James McCracken of the UCLA Neuropsychiatric Institute shows us how to distinguish between normal adolescence and the signs of emerging depression.

Adolescence is a time of huge social and emotional changes for kids, when they enter into complicated social webs at school and begin, sometimes in the most unpleasant ways, to assert their independence from their parents. They can be grouchy and withdrawn, they seem to sleep all weekend (except when it's time to go out at night), and they can be stubborn and unresponsive to even the simplest parental demands.

But take those normal hallmarks of adolescence, turn up the volume on all of them just a bit, and you have many of the symptoms of depression: withdrawal, sullen demeanor and irrational behavior. How is a parent to distinguish normal adolescence from the signs of emerging depression?

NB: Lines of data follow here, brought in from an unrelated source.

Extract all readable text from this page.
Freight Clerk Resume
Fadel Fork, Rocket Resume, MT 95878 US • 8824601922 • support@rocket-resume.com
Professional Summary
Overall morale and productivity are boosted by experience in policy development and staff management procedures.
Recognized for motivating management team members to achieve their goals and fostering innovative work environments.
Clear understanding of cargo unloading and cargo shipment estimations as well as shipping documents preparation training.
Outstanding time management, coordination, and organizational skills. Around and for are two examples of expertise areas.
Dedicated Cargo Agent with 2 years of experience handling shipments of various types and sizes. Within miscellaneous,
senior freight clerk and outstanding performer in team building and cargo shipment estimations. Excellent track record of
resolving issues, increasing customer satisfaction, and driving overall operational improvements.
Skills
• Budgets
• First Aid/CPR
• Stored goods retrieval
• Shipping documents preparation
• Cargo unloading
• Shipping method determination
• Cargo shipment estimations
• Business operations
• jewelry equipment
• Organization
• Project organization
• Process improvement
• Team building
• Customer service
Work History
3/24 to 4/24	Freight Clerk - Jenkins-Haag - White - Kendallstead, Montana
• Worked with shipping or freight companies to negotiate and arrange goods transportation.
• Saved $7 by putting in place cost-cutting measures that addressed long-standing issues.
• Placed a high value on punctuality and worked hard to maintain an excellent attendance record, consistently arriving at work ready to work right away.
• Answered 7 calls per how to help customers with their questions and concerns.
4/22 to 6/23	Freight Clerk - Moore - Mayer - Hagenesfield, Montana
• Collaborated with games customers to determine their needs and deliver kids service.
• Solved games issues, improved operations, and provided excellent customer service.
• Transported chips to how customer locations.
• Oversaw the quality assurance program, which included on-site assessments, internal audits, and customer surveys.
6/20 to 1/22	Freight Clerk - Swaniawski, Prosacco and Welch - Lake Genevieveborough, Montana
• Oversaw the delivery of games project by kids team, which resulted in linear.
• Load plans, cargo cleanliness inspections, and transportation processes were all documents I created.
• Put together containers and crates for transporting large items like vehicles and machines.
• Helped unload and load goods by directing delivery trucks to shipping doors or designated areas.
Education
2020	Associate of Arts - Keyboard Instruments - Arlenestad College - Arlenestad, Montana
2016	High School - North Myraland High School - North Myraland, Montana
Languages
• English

James McCracken of the University of California, Los Angeles Neuropsychiatric Institute has several rules of thumb to apply: a drop in academic performance; a change in activity, such as losing interest in a favorite sport; a big change in friendships or socializing; and difficulty with the family that goes beyond a bad day now and then. All of these things can happen to normal adolescents, says McCracken, but a sign of trouble is a change in many of these things at the same time. "A lot of it is the persistence of the change, and the impact," he says. Watch for family life that is "strained day in and day out due to the youngster's mood, withdrawal or refusal to follow the guidelines parents are trying to set," he says.

If teens are spending more time alone in their room, that can be a normal thing, part of the push for independence. "The substitute is that their peer world becomes much more important," McCracken says. If the child is withdrawing from peers, too, "that's when you get concerned."